Hommage appuyé à un bâtisseur

Si la décision est ferme, le ton du communiqué n’est pas celui d’une rupture sèche. Le Conseil d’Administration tient à rappeler la place centrale occupée par René Martin dans la trajectoire du Festival. Il souligne sa « contribution essentielle à la création, au développement et à la remarquable réussite » de La Roque d’Anthéron, devenu en plus de quatre décennies un rendez-vous incontournable pour les plus grands pianistes du monde comme pour les jeunes talents émergents. Ces mots témoignent d’une forme de gratitude institutionnelle envers celui qui a façonné l’identité artistique du festival et l’a accompagné dans sa croissance, tout en marquant une frontière nette entre l’héritage artistique et les problèmes de gouvernance mis en lumière par l’audit.

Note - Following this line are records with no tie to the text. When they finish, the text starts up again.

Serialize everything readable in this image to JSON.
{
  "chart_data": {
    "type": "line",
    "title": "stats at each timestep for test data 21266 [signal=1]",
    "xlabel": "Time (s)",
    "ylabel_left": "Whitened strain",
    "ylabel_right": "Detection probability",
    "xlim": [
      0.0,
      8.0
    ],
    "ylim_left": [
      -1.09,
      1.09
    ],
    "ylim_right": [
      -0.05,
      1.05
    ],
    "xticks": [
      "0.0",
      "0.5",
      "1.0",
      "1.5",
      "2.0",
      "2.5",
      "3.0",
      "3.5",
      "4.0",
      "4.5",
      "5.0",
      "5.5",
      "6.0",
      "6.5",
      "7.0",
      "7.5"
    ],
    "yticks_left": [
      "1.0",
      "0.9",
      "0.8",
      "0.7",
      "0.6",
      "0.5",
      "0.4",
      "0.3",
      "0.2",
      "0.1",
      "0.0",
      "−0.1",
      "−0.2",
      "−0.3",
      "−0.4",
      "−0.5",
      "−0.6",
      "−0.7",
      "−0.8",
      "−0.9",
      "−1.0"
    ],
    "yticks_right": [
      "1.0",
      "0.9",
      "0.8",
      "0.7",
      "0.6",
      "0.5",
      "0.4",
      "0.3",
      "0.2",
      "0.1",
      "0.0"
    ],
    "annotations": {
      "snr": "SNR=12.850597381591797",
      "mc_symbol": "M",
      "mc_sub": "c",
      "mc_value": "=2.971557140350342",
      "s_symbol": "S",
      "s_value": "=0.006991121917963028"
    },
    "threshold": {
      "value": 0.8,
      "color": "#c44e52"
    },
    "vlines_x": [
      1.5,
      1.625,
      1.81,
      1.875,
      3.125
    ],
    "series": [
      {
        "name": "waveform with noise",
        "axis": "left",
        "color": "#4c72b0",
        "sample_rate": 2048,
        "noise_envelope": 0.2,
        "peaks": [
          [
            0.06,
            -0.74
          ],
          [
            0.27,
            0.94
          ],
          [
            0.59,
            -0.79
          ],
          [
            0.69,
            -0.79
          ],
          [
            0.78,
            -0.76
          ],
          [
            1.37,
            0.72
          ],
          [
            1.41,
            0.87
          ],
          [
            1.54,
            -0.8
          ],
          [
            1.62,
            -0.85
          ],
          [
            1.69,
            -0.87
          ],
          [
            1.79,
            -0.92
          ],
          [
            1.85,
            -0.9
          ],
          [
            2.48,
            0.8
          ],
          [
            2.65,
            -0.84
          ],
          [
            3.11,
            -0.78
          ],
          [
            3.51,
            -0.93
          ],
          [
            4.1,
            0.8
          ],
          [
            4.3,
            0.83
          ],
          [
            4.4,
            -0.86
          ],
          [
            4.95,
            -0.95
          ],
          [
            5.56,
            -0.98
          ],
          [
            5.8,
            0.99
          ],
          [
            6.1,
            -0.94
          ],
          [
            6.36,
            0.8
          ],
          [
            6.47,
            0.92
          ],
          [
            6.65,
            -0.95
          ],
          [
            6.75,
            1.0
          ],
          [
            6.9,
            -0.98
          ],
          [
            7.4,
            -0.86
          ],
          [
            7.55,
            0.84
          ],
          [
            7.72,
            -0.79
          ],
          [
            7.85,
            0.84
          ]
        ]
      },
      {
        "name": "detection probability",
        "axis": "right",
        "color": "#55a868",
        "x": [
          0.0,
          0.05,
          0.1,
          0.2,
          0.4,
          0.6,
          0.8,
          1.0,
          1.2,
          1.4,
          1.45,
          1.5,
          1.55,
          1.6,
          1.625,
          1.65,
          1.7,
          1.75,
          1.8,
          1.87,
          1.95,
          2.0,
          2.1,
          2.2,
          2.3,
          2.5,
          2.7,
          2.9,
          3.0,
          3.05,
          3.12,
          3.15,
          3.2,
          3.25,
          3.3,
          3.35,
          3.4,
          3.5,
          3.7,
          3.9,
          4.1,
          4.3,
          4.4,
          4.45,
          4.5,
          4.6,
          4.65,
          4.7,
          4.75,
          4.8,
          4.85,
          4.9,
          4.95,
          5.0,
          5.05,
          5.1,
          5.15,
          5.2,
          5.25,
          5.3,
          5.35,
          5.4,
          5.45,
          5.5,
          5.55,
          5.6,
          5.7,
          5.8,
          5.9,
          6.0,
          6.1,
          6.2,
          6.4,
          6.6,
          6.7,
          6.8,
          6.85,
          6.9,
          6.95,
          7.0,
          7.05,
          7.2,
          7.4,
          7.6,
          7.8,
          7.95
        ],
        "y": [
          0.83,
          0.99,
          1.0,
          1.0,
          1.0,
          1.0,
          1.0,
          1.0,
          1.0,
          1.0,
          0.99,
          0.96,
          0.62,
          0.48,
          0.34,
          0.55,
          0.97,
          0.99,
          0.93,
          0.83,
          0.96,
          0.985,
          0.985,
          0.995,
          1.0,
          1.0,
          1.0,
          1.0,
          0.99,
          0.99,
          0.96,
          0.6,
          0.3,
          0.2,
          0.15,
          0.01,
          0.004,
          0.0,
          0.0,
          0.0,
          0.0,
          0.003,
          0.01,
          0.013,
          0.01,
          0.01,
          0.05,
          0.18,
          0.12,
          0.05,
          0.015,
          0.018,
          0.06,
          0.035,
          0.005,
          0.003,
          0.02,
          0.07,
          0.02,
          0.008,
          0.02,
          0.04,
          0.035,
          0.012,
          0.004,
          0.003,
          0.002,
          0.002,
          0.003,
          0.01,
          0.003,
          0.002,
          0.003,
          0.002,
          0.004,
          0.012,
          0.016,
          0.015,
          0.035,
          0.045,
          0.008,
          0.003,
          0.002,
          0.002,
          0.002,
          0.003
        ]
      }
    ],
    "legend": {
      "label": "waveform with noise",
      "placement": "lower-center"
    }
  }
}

Reconnaissance et soutien aux équipes du Créa

Le communiqué prend également soin d’adresser un message explicite aux équipes du Créa, qui ont été en première ligne de la crise. Le Conseil d’Administration dit « regretter profondément les événements qui ont conduit à cette situation » et exprime ses « pensées » et sa « reconnaissance » envers les collaborateurs, reconnaissant qu’ils « ont traversé, et traversent encore, une période très difficile ». Sont saluées leurs « qualités remarquables d’engagement, de compétence et de dévouement » au service du bon déroulement du Festival et de la mise en œuvre de sa programmation. Ce passage vise clairement à distinguer les dysfonctionnements de direction des efforts des équipes, et à renouer un lien de confiance avec celles et ceux qui font vivre le Festival au quotidien. Au cœur de ce repositionnement, le Conseil d’Administration réaffirme des principes présentés comme « fondamentaux et intangibles » : le bien-être des collaborateurs, la prévention de toute forme de violence ou de harcèlement, notamment sexiste et sexuel, le respect des valeurs humaines dans toutes les dimensions de la vie du Festival.

Préparer l’édition 2026 dans la continuité de 45 ans de succès

Malgré la tourmente, le Conseil d’Administration se projette déjà vers l’avenir. Il affirme sa détermination à ce que l’édition 2026 soit « à la hauteur de l’héritage exceptionnel, fruit de 45 années de succès ». Il insiste sur la nécessité de préserver ce qui fait le caractère « incomparable » du Festival : un très haut niveau artistique, la découverte des « étoiles montantes » du piano aux côtés des plus grands virtuoses, la fidélité d’un public « très diversifié », et le cadre naturel unique du Parc de Florans, avec sa conque acoustique qualifiée d’« unique au monde»

Une nouvelle direction artistique collégiale

Pour incarner cette nouvelle étape, une nouvelle Direction Artistique sera désignée « très prochainement ». Elle sera collégiale, composée de « personnalités de premier plan du monde de la musique ». Ce choix d’un pilotage partagé marque une rupture avec le modèle historique centré sur une figure unique, et laisse entrevoir une gouvernance plus collective et plus ouverte. Cette équipe artistique travaillera en étroite collaboration avec l’Association du Festival, ses nombreux bénévoles, les partenaires publics et le cercle de mécènes. Tous sont appelés à se mobiliser pour « renouveler, en juillet et août prochains, le succès de l’édition 2025 ».